One is simply that it is a modern facility, rehabilitated recently by way of a new passenger terminal, ATC tower and enhanced parking. There is little to do to it in the immediate future.

‘Competing‘ with IIAC?

Another one that springs to mind is the continuing success that Incheon International Airport Corporation (IIAC), which operates Seoul Incheon Airport, has had internationally with its investments.

IIAC is not active at all in Latin America; its focus is on Asia (east Russia, Indonesia), the Middle East (Kuwait, where it operates a terminal under a very short concession) and Europe, where it has a strategic advisor role for a new airport in Poland and bid for the Montenegro airports. It also has a co-operation agreement with Airports Corporation of Vietnam and could possibly fill the role of strategic partner there following the breakdown in 2017 of an agreement with Groupe ADP to do the same.

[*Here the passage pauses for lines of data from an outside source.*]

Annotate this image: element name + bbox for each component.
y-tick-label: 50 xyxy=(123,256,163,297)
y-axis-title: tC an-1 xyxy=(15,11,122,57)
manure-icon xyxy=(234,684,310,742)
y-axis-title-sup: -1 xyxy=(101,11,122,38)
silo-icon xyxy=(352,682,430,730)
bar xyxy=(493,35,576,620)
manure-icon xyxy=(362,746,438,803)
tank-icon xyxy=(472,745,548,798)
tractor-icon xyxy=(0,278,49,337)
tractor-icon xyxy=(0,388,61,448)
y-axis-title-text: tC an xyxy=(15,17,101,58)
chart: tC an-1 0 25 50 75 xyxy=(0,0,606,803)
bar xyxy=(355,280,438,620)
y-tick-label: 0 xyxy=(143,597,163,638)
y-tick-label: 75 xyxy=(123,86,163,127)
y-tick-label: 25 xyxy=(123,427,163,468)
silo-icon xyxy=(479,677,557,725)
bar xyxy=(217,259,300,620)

It is also a bidder in the suspended Bridgetown (Barbados) Grantley Adams airport PPP as a prequalified bidder, but there is no indication that any part of the Americas is within its sights.

That leaves the field there open to KAC to pursue if and when the Manta deal is concluded and it can build up a reputation in the area as an operator.

There are still opportunities remaining in Brazil, some of them announced only this week in the Amazonas province.

Latin America historically offers plenty of opportunities to investors in all sizes of airport, but mainly small and medium sized ones, and another outcome of the deal could be renewed enthusiasm for the region from other operators outside the South American continent.

Breaking news, 07-Dec-2021:

Ecuador's Ministry of Transport announced the resumption of Manta Eloy Alfaro International Airport's USD20 million renovation project. The works are 75% complete, with final execution projected for May-2022.